There also seems to be a genetic component to SAD. A study conducted by the National Institute of Mental Health suggests that a gene variant lowering the retina’s ability to receive light might predispose some people to SAD. Although this gene seems closely linked to SAD, it still explains only a small percentage of cases.
If you experience the symptoms of SAD, seek professional help. Treatment options include:
1) Light therapy – about thirty minutes of exposure to a light box every morning – is frequently used. Approximately 50 to 80 percent of people who try light therapy find significant relief. It is generally advised to be under the supervision of an experienced clinician.
2) Some people find melatonin supplements helpful but research shows that they are not as beneficial as light therapy and are best used in conjunction with other treatments.
3) Some people who do not find adequate relief from other options respond well to anti-depressants.

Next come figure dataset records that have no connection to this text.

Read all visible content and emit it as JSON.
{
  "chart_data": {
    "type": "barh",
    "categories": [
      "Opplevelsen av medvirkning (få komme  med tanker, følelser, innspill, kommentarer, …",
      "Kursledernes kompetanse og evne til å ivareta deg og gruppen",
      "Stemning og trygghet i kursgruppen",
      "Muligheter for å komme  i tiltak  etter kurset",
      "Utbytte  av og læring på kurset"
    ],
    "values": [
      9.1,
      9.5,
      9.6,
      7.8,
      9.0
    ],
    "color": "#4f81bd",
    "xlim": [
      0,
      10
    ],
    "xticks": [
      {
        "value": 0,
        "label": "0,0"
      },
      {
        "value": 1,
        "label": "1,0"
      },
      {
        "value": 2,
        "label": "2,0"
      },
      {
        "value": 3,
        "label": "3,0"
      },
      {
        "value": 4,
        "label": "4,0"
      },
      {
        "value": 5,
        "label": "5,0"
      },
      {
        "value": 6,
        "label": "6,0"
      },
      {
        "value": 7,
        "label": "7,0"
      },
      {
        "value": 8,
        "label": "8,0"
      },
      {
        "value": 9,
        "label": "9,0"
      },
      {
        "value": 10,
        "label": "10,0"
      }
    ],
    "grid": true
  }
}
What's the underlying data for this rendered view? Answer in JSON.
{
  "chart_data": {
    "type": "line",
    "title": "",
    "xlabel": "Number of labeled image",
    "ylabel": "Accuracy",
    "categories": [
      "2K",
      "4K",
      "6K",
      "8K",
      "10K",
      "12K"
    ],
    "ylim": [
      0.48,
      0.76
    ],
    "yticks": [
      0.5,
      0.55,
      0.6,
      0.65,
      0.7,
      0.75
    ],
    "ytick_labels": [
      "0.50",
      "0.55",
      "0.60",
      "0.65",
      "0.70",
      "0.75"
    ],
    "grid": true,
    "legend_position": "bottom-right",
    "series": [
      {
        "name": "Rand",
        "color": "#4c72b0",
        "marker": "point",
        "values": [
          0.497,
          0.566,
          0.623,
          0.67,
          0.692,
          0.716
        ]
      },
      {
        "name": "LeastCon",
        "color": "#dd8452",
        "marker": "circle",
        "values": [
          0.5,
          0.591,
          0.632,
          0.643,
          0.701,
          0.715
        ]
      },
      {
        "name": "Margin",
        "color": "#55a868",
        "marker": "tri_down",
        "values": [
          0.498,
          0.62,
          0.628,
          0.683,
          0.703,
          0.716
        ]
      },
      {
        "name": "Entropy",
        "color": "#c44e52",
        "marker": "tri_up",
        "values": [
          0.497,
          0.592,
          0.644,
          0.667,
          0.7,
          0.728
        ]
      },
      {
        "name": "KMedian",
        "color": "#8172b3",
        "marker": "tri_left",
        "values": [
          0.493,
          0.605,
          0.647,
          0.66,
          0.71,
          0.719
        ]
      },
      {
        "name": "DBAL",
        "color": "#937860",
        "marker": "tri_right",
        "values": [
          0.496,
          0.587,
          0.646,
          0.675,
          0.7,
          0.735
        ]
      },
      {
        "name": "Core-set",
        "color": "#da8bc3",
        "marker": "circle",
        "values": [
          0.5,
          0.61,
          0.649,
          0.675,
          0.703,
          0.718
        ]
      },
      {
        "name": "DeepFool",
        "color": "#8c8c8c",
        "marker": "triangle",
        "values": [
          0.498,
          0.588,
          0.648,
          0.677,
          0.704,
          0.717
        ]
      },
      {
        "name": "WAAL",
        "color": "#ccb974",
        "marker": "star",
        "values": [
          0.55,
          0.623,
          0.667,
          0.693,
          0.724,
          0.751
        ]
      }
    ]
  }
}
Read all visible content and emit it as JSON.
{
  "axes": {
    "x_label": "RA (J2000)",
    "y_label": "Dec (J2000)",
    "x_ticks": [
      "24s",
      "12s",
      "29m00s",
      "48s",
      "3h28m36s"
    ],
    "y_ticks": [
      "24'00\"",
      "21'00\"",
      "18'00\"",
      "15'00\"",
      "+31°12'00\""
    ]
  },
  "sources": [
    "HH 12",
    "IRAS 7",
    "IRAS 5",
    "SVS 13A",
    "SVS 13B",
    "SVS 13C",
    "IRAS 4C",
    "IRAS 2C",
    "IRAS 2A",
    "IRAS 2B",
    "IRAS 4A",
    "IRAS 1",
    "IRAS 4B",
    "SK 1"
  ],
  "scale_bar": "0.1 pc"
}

4) As with all forms of depression, talk therapy can be an integral aspect of treatment. I advise all patients to engage in talk therapy while taking anti-depressants. Make sure to discuss all treatment options, including over-the-counter supplements, with your doctor.
What You Can Do
Lifestyle changes can be an extremely important aspect of treatment to keep dark moods at bay. While it can be difficult to resist indulging during the holidays, it’s best to eat well-balanced nutritious meals. Exercise is also an effective mood regulator.
Don’t wait until depression sets in – begin exercising before the days begin to shorten to up your serotonin levels. While it can be wonderful to enjoy the coziness of the season, resist isolation and spend time outdoors everyday. Exposure to natural light, ideally in the morning, will help regulate melatonin and serotonin and can boost your mood.
Do not self diagnose. Tell your doctor or therapist if you’ve ever been diagnosed with bi-polar disorder or if you’ve experienced manic symptoms, such as sleeplessness or impulsivity. This may impact treatment options. If you experience suicidal thoughts seek professional help immediately.
What Do You Think?
Have you ever experienced a change in your mood during fall and winter? Have you heard of SAD before? Do you suffer from SAD? How do you stay physically healthy during the winter months? How do you make sure to take care of your mental health during the winter months? If you suffer from SAD, what treatment has been most effective for you? Have you suffered from any of these symptoms before?